Music Banter - View Single Post - The coming out thread - Take II
View Single Post
Old 08-13-2018, 10:59 AM   #146 (permalink)
Key
.
 
Key's Avatar
 
Join Date: Dec 2010
Posts: 13,153
Default

Quote:
Originally Posted by adidasss View Post
So flash forward 7 years and now I can say that I am fully out to my family, hurray!

I sort of made a deal with myself that I would come out if and when I meet that special someone and that happened some 5 years ago so after I was dating my partner for a few months I took the plunge and told my mother. Slightly less dramatic than telling my sister but probably even harder to do emotionally. My sister I told via text message, my mother I told face to face. And boy was it hard to get the words out.

She said she knew...she also said she would have preferred it if I hadn't told her. But almost immediately, like my sister, she went into the whole "I'm worried what will happen to you", not just about the prejudice but also HIV etc. So I assured her I'm very safe etc.

That was about 5 years ago. about a year later, my father found out, through my mother, because my boyfriend was coming to visit my home town and was staying at my house! I thought it was going to be quite dramatic but in the end they shook hands, my father spent the rest of the holiday hiding somewhere and then we proceeded not to speak to each other for about a year.

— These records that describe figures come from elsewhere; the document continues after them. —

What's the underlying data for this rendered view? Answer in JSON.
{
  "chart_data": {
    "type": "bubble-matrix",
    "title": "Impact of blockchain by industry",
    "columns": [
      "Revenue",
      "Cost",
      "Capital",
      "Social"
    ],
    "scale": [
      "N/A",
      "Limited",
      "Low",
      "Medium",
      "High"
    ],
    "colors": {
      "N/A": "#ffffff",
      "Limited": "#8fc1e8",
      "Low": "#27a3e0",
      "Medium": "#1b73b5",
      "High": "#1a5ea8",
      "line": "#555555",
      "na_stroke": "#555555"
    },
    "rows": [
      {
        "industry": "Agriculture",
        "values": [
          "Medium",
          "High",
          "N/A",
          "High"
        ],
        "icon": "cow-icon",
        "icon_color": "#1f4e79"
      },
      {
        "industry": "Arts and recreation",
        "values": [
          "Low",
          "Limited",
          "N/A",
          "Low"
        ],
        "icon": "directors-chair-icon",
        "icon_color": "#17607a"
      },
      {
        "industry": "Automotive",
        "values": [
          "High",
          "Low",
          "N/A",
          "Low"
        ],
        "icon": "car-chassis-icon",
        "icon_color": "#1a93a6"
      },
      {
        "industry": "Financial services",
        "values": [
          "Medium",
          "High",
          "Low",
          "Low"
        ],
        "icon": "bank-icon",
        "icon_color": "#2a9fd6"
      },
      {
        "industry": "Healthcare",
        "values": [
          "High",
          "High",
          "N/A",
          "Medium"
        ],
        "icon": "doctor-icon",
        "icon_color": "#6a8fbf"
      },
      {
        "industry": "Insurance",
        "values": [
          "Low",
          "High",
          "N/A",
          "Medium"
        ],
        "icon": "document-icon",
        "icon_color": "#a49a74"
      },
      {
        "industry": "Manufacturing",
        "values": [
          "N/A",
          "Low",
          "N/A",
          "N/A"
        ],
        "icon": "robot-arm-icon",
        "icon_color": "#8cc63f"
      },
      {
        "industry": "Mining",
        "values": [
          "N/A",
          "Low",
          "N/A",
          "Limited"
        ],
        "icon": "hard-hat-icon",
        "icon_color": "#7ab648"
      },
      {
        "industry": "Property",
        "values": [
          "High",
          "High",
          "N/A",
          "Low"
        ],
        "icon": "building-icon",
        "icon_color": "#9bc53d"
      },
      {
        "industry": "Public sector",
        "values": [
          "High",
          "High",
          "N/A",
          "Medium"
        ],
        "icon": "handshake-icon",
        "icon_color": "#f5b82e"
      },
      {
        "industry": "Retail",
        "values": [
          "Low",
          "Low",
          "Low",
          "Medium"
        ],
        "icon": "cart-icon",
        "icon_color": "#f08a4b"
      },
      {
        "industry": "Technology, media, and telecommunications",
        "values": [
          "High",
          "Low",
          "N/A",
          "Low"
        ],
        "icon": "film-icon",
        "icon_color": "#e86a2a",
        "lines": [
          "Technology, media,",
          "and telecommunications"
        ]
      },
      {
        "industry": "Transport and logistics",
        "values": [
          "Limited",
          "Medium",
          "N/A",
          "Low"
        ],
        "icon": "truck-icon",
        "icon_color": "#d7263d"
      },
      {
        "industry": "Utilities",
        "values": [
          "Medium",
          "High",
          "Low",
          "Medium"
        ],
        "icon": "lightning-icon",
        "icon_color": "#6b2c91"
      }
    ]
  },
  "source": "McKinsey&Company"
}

My mother is now quite fond of my boyfriend I think, although unfortunately, he is spanish and so they can't really communicate since my parents don't speak English. She makes food for him when we come home, asks me about him over the phone. We've come a long way.

My father this summer made also a big step forward and didn't hide away this time, but greeted my boyfriend and said goodbye and even "see you" to him in English when we were leaving! That was really heartwarming. There is still much progress to be made and I doubt they will ever really have a close relationship with my boyfriend but I'm ok with that.

So, the moral of the story is that, a lot of gay people are really terrified of telling their family and think the worst will happen, and unfortunately, sometimes it does. But most of the time, once the initial shock is over, things settle down and then there is a great sense of relief and liberation, and your relationship is allowed to grow since now you don't have to hide this very important part of you. So it is very much worth the effort.

P.s. My eldest sister has gradually warmed up to my boyfriend also, mostly because, unlike me, he has an amazing taste in everything so he buys her affection with presents. My brother on the other hand, I thought was ok with the whole story, turns out still can't really get over it so he mostly avoids us when we come home. But the best twist in this story is that, a few months ago, his only daughter, my niece, came out to me and my sister as a lesbian!! My mind was fucking blown away, I had NO idea!!

So, now it's her turn to come out to the rest of the family, including her homophobic parents. It will be interesting, she is my parents' only granddaughter (my brother has a son also)...
A positive story is not something you always see in these situations. Awesome news. It's certainly a road block that weighs you down quite a bit. I remember when my dad was witnessing my experimental phase and I could just see the somewhat disappointment. My mom did meet one of my exs tho even though it only lasted like..2 weeks. But at the same time, my parents are always supportive.